Denpasar (ANTARA) - Dinas Kesehatan (Dinkes) Bali melakukan koordinasi untuk mencegah penyebaran virus cacar monyet atau dikenal Monkeypox dengan komunitas biseksual di Pulau Dewata, mengingat rata-rata kasus di Indonesia terjadi pada orang dengan HIV dan orientasi biseksual.
“Sosialisasi dan komunikasi sudah dilakukan tim dinkes, kita sudah koordinasi dengan komunitasnya (pemilik orientasi biseksual, Red) bila ada yang bergejala agar melaporkan ke fasilitas kesehatan terdekat,” kata Kepala Dinkes Bali I Nyoman Gede Anom saat dikonfirmasi di Denpasar, Senin.
Dalam keterangannya, Anom mengatakan belum ada laporan kasus cacar monyet di Bali, namun berkaca dari kasus yang terjadi di luar Bali, pihaknya mencoba antisipasi terhadap kelompok masyarakat yang berpotensi terjangkit.
Saat ini jumlah populasi yang memiliki orientasi biseksual lelaki seks lelaki (LSL) di Bali sebanyak 4.868 orang berdasarkan data Dinkes Bali sampai dengan Oktober 2023, di mana 240 orang diantaranya positif HIV.
Baca juga: Menkes sebut cacar monyet tidak akan menular sepesat COVID-19
“Seluruh unit fasilitas pelayanan kesehatan di Bali mulai dari tingkat puskesmas, rumah sakit, baik pemerintah maupun swasta sudah mendapat sosialisasi penanganan monkeypox sehingga siap melakukan penanganan apabila ada kasus monkeypox,” ujarnya.
Anom menjelaskan, di negara endemis, penularan virus ini ke manusia dapat terjadi melalui gigitan atau cakaran hewan, mengolah daging hewan liar, kontak langsung dengan cairan tubuh atau bahan lesi, atau kontak tidak langsung melalui benda yang terkontaminasi.
Cacar monyet merupakan emerging zoonosis yang disebabkan oleh virus MPXV, pertama kali ditemukan tahun 1958 di Denmark ketika ada dua kasus seperti cacar pada koloni kera yang dipelihara untuk penelitian.
Untuk penularan ke manusia terjadi melalui kontak langsung dengan hewan ataupun manusia yang terinfeksi, atau melalui benda yang terkontaminasi oleh virus tersebut.
Virus masuk ke dalam tubuh melalui kulit yang luka atau terbuka walaupun tidak terlihat, saluran pernapasan, atau selaput lendir (mata, hidung, atau mulut).
Baca juga: Kemenkes: Kasus cacar monyet di Indonesia mencapai 3.600 kasus
“Masa inkubasi cukup panjang dari tertular sampai muncul gejala bisa 3-21 hari tersering 6-10 hari,” sebut Anom.
Untuk pencegahannya di masyarakat umum, Anom meminta agar menghindari kontak langsung atau provokasi hewan penular cacar monyet yang diduga terinfeksi seperti hewan pengerat, marsupial, primata non-manusia baik mati atau hidup.
Selain itu hindari mengonsumsi atau menangani daging yang diburu dari hewan liar (bush meat), membiasakan konsumsi daging yang sudah dimasak dengan benar, dan menggunakan APD lengkap saat menangani hewan terinfeksi.
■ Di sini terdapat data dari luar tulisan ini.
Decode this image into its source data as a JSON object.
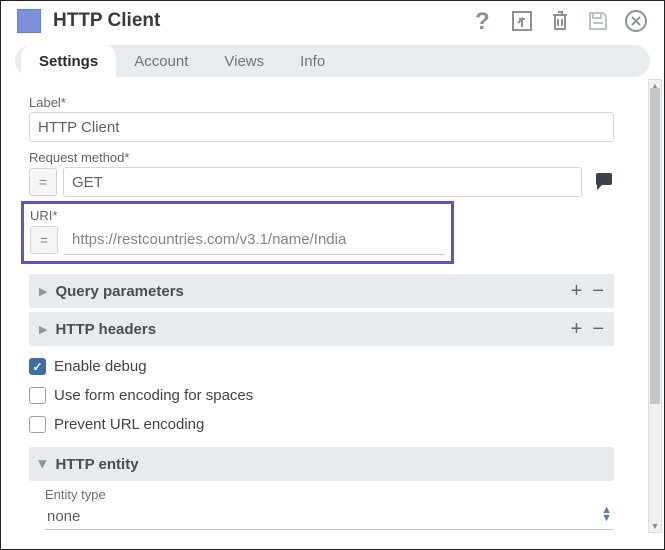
{
  "header": {
    "title": "HTTP Client"
  },
  "tabs": [
    {
      "label": "Settings",
      "active": true
    },
    {
      "label": "Account",
      "active": false
    },
    {
      "label": "Views",
      "active": false
    },
    {
      "label": "Info",
      "active": false
    }
  ],
  "fields": {
    "label": {
      "label": "Label*",
      "value": "HTTP Client"
    },
    "request_method": {
      "label": "Request method*",
      "value": "GET"
    },
    "uri": {
      "label": "URI*",
      "value": "https://restcountries.com/v3.1/name/India"
    }
  },
  "sections": {
    "query_params": {
      "title": "Query parameters"
    },
    "http_headers": {
      "title": "HTTP headers"
    },
    "http_entity": {
      "title": "HTTP entity"
    }
  },
  "checkboxes": {
    "enable_debug": {
      "label": "Enable debug",
      "checked": true
    },
    "form_encoding": {
      "label": "Use form encoding for spaces",
      "checked": false
    },
    "prevent_url": {
      "label": "Prevent URL encoding",
      "checked": false
    }
  },
  "entity": {
    "label": "Entity type",
    "value": "none"
  }
}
“Pelaku perjalanan yang baru kembali dari wilayah terjangkit agar segera memeriksakan dirinya jika mengalami gejala dan menginformasikan riwayat perjalanannya. Vaksinasi baru di lakukan di Jakarta pada populasi khusus,” ujar Anom.
Sebelumnya di Jakarta, Sabtu (11/11) Menteri Kesehatan Budi Gunadi Sadikin menyampaikan bahwa sejauh ini sudah ada 42 kasus cacar monyet di Tanah Air, di mana yang terjangkit tersebar di DKI Jakarta, Banten, dan Jawa Barat.